Ripon Manufactured Gas Plant Site

Ripon, Wisconsin

Arrowhead was awarded a competitively bid $1.6M prime contract to conduct a coal tar-contaminated sediment removal action at a former MGP Plant site (now a city park) owned by a large Midwestern Utility Company. Key elements of the work scope included utilizing a water based drill rig to characterize contaminated sediments, mechanically dredging over 2,000 cubic yards of heavily contaminated sediments, stabilizing the sediments prior to disposal, and installation of a State approved subaqueous cap.

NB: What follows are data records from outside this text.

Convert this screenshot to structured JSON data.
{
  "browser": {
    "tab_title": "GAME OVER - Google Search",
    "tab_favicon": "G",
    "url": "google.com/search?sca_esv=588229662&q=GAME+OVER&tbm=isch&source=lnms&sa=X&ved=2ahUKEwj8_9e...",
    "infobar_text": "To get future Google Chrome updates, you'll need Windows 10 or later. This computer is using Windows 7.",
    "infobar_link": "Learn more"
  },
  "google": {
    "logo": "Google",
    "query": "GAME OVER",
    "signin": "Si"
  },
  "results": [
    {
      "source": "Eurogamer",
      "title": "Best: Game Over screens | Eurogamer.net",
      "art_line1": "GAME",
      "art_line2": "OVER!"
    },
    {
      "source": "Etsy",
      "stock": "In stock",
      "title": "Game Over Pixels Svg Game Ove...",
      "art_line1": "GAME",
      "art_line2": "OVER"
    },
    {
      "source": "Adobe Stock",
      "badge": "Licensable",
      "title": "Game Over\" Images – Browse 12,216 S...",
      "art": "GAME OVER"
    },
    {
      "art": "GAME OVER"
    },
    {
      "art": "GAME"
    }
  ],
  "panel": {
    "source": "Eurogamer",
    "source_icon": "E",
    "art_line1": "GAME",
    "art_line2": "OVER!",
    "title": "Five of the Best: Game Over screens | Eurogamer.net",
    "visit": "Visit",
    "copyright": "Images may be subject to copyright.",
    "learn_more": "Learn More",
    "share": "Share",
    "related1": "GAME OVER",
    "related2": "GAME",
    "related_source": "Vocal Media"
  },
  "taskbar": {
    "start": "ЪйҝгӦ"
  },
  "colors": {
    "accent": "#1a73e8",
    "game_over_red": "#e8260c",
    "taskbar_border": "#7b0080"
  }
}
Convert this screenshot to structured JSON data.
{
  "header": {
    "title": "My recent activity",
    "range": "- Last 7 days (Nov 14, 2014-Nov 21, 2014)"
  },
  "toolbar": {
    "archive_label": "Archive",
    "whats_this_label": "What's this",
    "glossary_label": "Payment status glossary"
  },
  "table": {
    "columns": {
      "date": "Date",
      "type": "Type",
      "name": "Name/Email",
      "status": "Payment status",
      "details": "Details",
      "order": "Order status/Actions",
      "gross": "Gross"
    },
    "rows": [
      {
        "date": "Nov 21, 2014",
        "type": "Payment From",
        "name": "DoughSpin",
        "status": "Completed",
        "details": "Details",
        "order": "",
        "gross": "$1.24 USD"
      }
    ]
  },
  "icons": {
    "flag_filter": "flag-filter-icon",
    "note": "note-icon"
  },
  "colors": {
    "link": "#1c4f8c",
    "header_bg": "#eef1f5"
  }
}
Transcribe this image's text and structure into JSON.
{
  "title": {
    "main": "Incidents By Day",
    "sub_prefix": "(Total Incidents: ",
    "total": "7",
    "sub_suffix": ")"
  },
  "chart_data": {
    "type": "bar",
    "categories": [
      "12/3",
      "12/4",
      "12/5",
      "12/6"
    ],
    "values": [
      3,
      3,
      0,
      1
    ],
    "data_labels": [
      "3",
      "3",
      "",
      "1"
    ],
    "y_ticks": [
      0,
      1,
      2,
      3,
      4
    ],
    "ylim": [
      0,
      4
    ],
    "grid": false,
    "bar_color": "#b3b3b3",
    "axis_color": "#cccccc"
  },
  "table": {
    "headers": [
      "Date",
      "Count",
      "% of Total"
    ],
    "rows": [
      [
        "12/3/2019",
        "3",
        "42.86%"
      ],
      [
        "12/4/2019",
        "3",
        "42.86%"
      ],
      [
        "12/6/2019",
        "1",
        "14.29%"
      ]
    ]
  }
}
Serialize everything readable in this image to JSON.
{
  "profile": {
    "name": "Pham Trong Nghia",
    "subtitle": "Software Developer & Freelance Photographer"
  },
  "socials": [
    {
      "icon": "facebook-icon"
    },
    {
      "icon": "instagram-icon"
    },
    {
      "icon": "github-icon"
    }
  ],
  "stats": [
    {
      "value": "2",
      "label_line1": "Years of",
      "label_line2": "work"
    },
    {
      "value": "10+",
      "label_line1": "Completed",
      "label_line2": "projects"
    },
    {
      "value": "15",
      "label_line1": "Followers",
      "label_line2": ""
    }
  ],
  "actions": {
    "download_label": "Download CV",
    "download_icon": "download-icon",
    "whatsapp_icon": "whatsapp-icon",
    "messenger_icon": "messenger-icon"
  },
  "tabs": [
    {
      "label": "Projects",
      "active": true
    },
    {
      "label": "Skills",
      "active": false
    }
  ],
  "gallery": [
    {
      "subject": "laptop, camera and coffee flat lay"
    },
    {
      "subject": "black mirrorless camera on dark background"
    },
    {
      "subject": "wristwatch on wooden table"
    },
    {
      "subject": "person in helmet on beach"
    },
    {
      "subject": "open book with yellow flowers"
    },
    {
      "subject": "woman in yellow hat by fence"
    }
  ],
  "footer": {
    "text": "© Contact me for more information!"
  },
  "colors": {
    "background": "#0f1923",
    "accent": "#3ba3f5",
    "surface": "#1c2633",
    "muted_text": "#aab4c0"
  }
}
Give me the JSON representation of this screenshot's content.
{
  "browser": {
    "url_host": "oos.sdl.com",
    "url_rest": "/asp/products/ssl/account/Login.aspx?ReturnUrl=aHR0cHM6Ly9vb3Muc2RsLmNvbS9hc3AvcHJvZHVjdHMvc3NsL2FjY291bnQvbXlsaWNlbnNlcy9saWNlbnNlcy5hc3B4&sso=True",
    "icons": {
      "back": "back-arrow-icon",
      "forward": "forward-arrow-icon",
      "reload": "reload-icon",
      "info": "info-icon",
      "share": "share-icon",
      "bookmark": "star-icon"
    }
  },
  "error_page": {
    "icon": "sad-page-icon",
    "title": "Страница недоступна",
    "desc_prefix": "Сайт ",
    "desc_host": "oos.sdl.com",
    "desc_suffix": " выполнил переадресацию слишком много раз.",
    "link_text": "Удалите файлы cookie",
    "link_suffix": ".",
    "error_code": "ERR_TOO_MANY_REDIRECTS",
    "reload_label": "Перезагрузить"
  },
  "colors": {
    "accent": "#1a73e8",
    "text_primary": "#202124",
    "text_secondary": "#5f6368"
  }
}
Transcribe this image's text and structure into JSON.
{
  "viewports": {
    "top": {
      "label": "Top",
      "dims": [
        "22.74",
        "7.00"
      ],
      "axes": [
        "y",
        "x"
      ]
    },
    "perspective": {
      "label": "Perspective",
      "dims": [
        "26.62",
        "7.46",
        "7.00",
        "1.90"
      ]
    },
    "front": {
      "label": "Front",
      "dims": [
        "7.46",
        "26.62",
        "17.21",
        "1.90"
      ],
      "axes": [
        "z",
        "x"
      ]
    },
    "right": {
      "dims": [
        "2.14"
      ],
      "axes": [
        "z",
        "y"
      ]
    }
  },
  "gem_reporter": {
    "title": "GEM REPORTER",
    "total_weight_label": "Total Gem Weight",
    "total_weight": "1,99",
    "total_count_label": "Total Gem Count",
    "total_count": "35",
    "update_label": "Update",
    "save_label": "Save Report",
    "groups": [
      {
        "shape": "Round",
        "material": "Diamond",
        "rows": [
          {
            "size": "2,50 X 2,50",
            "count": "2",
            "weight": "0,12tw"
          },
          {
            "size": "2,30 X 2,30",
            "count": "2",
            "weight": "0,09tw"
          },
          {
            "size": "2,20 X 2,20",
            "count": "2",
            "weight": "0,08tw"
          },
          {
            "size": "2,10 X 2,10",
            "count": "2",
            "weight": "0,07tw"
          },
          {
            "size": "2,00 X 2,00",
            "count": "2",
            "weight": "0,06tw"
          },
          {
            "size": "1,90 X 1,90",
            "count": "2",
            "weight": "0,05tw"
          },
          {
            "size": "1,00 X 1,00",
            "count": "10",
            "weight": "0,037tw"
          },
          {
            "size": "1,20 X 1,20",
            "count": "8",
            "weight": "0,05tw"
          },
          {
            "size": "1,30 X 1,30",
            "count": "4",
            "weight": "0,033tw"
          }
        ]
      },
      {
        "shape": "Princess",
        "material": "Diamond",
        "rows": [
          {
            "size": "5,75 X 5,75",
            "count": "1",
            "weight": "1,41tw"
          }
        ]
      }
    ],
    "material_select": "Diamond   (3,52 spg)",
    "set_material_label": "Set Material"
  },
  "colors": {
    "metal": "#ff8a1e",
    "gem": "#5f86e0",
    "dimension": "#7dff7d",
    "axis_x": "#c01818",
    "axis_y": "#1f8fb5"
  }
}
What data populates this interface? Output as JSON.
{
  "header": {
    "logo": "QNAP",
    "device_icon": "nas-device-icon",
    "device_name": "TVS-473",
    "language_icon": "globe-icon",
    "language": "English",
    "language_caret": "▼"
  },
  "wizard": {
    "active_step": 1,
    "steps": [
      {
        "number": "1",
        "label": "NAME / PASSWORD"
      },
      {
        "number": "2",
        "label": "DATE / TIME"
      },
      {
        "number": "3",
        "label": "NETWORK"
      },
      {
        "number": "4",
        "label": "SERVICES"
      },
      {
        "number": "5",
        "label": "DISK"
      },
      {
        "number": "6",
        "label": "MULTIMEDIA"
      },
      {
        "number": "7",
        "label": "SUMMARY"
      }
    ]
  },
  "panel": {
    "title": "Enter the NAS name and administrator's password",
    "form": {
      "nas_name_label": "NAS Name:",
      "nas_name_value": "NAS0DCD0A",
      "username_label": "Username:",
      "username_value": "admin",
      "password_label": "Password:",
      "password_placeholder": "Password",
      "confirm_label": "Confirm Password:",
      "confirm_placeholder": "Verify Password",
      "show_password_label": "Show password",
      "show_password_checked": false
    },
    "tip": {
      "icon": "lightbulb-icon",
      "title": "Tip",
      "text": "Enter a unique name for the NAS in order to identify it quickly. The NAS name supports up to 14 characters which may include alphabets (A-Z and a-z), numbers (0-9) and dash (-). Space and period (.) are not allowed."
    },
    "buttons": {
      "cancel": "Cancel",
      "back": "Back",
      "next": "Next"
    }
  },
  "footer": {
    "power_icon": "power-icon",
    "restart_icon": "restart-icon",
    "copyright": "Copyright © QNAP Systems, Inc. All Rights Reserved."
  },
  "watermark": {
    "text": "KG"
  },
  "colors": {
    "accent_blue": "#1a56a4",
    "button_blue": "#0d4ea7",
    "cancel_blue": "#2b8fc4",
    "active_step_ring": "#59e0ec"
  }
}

Site support activities included: establishing site security measures/fencing; providing temporary offices, utilities, and restroom facilities; and establishing staging areas, air monitoring stations, and site ingress & egress provisions. Subsequent dredging operations began based on the information gathered during the preliminary investigation. Arrowhead crews utilized a spud barge with a long-stick excavator to conduct sediment dredging. An initial 2-feet of sediments were removed from prescribed areas of the pond. An additional 2-feet of sediments were surgically removed from the center area of the pond. All dredging was directed by GPS controlled equipment. Dredged sediments were direct-loaded on to waiting haul-barges for transport to shore. Utilizing a Sennebogen off-loader, crews transferred the contaminated sediments from the haul barges to a staging area for calciment stabilization/mixing. The sediment was then tranfered to tri-axle dump trucks destined for transport to the landfill. The subaqueous cap was installed above the excavated areas of the pond. As per the specifications and Wisconsin DNR, the subaqueous cap was designed to be comprised of a vent layer overlain by a geosynthetic liner. The entire cap system was designed and installed to passively vent any vapors to the shore side for atmospheric dissipation.

Substantial completion of the project was achieved in January of 2014 with demobilization conducted the following spring, due to subzero temperatures. Final site restoration was completed in April 2014. The work was conducted with little or no impact to the park, the shoreline, or the surrounding community.